Be sure to make a distinction between the mental tools of knowledge and those of analysis. Most people focus on the former, but it's the latter that make you expert, if for no other reason than the fact that the results of analysis themselves become knowledge, usually of a more useful nature (abstractions, relationships, etc.)
The article asserts that "success builds on success, because each accomplishment can strengthen a child's motivation." The phrasing of this statement makes it sound like speculation based on observation, not science. In my experience, it is more likely that the mental and physical tools that have been so well trained to accomplish one task find other tasks requiring similar techniques to be less difficult. If the difficulty reduces while the reward increases, you have motivation. Risk/effort -> reward analysis.

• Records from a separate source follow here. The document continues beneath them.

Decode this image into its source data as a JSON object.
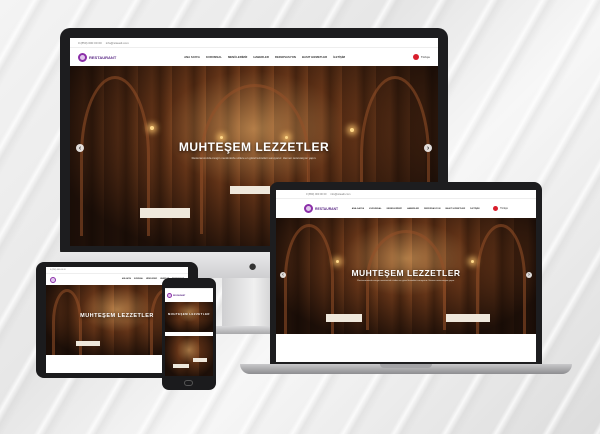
{
  "site": {
    "topbar_phone": "0 (850) 000 00 00",
    "topbar_email": "info@siteadi.com",
    "logo_text": "RESTAURANT",
    "logo_tagline": "lezzetin adresi",
    "menu": [
      "ANA SAYFA",
      "KURUMSAL",
      "MENÜLERİMİZ",
      "HABERLER",
      "REZERVASYON",
      "BASIT HIZMETLER",
      "İLETİŞİM"
    ],
    "language": "Türkçe",
    "hero_title": "MUHTEŞEM LEZZETLER",
    "hero_subtitle": "Restoranımızda zengin menümüzle sizlere en güzel lezzetleri sunuyoruz. Hemen rezervasyon yapın.",
    "prev_arrow": "‹",
    "next_arrow": "›"
  },
  "devices": {
    "desktop_logo": ""
  },
  "colors": {
    "brand": "#8b2fa8",
    "flag": "#d81e2c"
  }
}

The case of D.H, who improved his chess skill by acquiring the knowledge of chess positions and associated strategies, but who did not exhibit additional analytical skills, is worth noting. This is a useful technique, and can be advantageous to a degree. An analogous situation in the IT world would be the definition of programming patterns ... defined techniques used to solve a particular large-scale problem. It's useful to have programmers on staff who know their patterns. However, don't ever mistake them for analysts. When the problems get particularly difficult, you want someone around who can define new patterns or not be limited in their creativity to what fits into a particular structure.

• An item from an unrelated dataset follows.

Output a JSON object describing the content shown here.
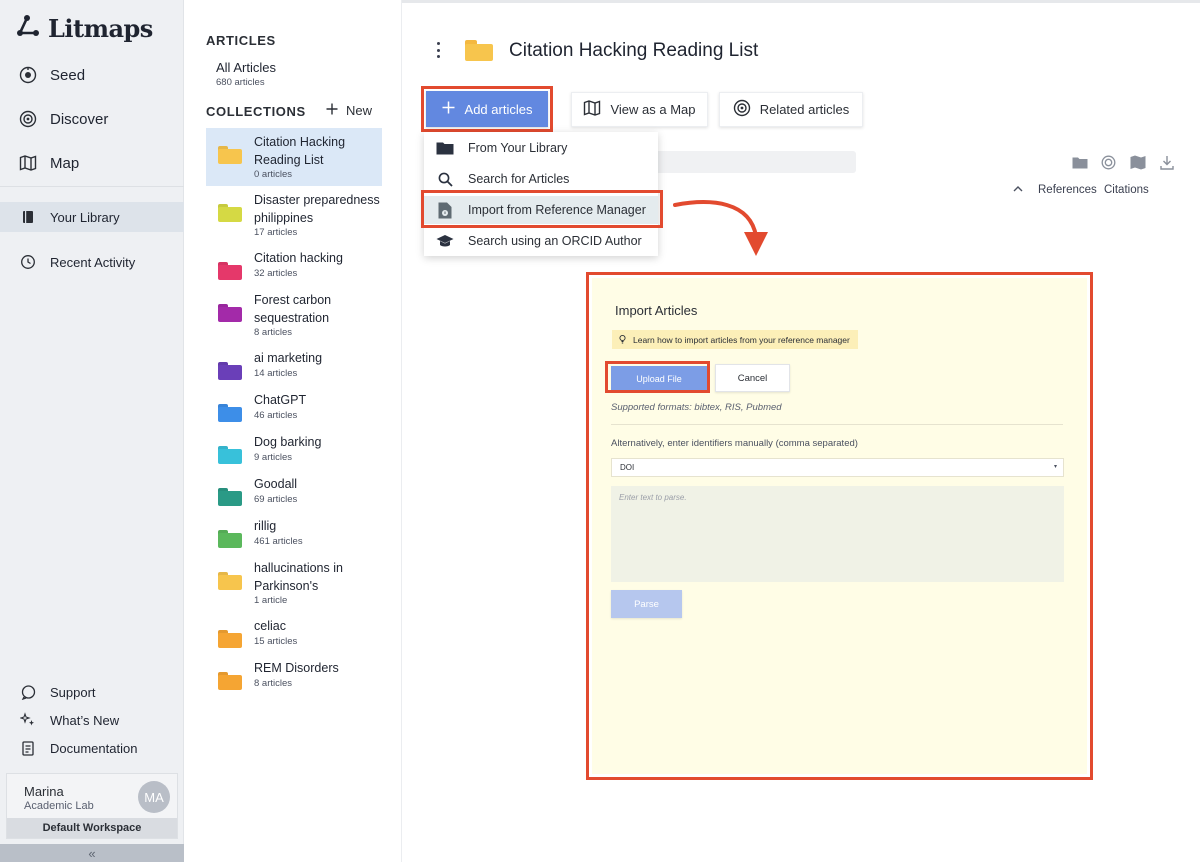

With regard to the chunking theory, please keep in mind your math theory lessons. A symbol can be viewed as equivalent to a function. Also, a symbol for a function can look exactly like the function. A collection of chess pieces in a particular pattern is not merely the data being stored in your head, but is also the visual, spacial, sequential, whatever pattern being used as the referent. Nifty thing ... a manipulated pattern of the knowledge resulting in a new pattern can then be used as a referent for another pattern.